Montag, 6. März 2017

Ende der Welt - Thomas Pyczak

Rückentext: 1991: Der Student André nimmt sich eine Auszeit und bereist den amerikanischen Kontinent. Er kommt bis ans End der Welt: Ushuaia in Feuerland, die Stadt der windgepeitschten Bäume und ständig quietschenden Türen. Eine davon öffnet sich für André, und er verschwindet spurlos.

22 Jahre später macht sich Andrés Sohn Jan mit seiner Mutter Stella auf Spurensuche. Er will endlich die Wahrheit über seinen Vater erfahren. Doch kaum in Feuerland angekommen, verschwindet auch er. Nun muss Stella den Kampf alleine aufnehmen und sich gegen die Rauheit der einsamen Stadt und ihrer Bewohner behaupten.

Zusammenfassung: 1991:  André verlässt Hamburg ohne seine Freundin Stella, um sich eine Auszeit zu nehmen, und den amerikanischen Kontinent zu bereisen. Die Reise verläuft gut, bis er in Feuerland ankommt. Er kommt sich vor wie ein Geist, da er von den Menschen um ihn nicht beachtet wird. Eines abends sieht er in einer Bar ein ungleiches Paar - und verliebt sich augenblicklich in die Frau. Doch auch sie ignoriert ihn komplett.
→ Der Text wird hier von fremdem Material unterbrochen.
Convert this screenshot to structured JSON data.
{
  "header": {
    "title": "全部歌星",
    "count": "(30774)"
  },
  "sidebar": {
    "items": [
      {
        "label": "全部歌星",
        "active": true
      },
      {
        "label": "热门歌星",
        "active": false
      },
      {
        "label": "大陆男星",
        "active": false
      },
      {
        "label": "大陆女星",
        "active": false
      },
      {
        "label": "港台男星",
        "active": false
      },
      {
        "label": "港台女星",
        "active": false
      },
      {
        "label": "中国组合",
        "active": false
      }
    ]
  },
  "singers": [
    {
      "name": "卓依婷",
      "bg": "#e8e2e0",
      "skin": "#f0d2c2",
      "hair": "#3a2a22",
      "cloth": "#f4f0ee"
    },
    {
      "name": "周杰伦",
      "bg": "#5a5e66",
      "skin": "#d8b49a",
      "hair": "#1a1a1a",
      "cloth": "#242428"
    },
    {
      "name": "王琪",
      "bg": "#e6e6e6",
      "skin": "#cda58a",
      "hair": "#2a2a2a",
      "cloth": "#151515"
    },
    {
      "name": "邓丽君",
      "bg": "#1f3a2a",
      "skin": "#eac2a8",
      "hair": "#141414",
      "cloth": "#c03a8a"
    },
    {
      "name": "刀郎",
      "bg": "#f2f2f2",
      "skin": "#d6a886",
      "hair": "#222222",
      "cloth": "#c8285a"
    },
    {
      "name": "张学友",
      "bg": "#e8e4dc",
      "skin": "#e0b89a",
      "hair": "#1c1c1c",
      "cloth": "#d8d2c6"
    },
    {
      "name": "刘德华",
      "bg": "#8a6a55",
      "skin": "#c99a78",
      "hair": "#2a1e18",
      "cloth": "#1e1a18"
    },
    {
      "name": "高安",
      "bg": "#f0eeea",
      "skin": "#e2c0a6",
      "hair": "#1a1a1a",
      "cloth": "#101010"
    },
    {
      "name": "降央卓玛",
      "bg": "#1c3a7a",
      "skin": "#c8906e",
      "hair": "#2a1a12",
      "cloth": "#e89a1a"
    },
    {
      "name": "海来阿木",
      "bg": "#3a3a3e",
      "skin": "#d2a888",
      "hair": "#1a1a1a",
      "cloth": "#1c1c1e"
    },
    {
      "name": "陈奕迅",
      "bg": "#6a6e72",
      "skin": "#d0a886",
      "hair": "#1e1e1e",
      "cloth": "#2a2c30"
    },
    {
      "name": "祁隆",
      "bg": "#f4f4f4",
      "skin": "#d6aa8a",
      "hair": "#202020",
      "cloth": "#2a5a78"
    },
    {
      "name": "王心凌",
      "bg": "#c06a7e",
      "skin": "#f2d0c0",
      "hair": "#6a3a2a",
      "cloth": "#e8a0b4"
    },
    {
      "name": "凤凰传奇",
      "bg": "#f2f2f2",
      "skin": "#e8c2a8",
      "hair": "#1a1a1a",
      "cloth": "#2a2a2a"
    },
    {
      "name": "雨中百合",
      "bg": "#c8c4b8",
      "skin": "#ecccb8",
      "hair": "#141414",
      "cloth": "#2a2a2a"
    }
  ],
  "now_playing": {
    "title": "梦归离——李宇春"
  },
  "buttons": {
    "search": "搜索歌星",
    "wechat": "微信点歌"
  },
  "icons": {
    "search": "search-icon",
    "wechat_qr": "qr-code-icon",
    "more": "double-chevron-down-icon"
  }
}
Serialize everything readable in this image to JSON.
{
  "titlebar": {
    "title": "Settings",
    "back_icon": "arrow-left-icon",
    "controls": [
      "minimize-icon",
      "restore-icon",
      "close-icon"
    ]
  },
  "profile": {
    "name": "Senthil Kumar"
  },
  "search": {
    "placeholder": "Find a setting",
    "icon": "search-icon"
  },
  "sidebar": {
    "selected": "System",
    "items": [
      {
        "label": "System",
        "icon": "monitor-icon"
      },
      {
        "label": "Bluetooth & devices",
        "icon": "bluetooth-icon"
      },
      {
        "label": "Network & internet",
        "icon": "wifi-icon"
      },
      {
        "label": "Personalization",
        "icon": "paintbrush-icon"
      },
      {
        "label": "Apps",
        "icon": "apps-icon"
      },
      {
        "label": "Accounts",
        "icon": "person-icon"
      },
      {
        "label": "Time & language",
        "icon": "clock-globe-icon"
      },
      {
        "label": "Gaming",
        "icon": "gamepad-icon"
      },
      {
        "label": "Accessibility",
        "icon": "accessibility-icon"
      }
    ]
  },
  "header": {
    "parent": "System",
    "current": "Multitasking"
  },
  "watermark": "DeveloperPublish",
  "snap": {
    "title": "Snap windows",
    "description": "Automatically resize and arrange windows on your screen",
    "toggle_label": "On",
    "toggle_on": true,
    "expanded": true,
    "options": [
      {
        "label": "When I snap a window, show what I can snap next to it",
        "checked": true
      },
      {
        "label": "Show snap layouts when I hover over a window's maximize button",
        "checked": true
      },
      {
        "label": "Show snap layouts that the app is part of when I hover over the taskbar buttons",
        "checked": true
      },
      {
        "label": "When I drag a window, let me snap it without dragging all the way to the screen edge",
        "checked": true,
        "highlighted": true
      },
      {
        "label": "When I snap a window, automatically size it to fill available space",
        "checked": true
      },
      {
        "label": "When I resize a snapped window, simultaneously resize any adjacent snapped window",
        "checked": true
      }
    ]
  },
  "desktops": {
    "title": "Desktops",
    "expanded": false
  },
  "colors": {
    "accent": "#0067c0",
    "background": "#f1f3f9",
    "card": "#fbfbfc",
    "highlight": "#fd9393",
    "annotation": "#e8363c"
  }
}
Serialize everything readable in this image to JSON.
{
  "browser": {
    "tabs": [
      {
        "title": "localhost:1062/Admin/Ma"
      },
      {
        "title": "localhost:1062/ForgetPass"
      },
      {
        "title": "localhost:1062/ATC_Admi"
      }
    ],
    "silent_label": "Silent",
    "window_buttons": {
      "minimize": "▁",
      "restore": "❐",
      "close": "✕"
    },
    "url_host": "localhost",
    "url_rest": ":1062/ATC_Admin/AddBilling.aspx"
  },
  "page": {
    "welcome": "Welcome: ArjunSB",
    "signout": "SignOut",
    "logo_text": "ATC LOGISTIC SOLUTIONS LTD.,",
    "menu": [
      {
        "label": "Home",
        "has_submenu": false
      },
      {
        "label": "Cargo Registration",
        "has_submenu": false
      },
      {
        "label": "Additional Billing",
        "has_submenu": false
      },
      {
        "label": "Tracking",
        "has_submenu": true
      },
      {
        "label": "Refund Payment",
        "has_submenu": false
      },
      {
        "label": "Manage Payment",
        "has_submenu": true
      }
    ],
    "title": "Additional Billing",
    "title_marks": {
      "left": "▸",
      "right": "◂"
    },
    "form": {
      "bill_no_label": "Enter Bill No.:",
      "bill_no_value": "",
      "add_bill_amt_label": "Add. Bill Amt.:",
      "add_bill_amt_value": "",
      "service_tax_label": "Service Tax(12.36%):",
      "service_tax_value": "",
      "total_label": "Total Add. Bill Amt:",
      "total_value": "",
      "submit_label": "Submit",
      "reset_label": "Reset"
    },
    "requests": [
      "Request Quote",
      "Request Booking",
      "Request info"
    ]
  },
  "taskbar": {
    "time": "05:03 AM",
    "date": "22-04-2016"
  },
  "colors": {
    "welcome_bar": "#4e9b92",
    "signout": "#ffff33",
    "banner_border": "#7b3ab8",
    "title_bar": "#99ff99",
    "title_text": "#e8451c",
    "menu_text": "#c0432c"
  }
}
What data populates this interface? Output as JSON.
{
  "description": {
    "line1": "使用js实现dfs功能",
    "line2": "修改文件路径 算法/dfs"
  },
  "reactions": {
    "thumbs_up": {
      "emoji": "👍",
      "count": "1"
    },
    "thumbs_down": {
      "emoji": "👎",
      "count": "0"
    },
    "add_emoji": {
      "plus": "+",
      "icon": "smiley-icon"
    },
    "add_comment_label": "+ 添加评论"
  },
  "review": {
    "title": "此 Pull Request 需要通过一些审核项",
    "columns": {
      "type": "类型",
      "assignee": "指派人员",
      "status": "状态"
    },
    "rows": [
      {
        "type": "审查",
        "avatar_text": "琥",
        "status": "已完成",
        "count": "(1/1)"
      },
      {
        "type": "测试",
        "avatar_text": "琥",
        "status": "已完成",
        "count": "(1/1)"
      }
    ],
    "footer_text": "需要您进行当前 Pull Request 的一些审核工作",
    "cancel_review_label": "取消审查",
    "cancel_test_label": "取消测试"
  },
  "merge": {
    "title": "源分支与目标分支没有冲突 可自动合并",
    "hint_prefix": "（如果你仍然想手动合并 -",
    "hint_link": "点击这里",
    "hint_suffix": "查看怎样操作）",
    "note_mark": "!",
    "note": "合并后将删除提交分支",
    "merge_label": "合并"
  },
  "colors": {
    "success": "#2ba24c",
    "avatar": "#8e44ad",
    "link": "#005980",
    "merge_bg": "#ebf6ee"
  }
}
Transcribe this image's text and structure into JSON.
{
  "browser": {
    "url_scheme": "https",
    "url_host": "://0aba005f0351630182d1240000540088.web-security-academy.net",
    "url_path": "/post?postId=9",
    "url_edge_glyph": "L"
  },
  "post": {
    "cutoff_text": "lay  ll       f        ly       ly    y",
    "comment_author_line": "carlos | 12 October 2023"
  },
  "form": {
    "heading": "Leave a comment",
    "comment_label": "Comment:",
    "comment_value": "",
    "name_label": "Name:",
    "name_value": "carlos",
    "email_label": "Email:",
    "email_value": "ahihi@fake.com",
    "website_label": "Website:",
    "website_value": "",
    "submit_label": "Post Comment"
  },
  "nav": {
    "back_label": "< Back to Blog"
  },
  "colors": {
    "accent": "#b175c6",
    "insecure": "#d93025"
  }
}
Der Student bekommt ein rotes Tagebuch geschenkt, so dass er alles notieren kann, was er in Feuerland erlebt.

Zunächst skeptisch beginnt er dann doch die Seiten jeden Abend mit Leben und seinen Gedanken zu füllen. Er trifft einen älteren Herrn, mit dem er auch ins Gespräch kommt. Dieser erzählt ihm, dass vor Jahren sein enger Freund getötet wurde. Doch von den Einheimischen wurde die Sache als "Unfall" deklariert...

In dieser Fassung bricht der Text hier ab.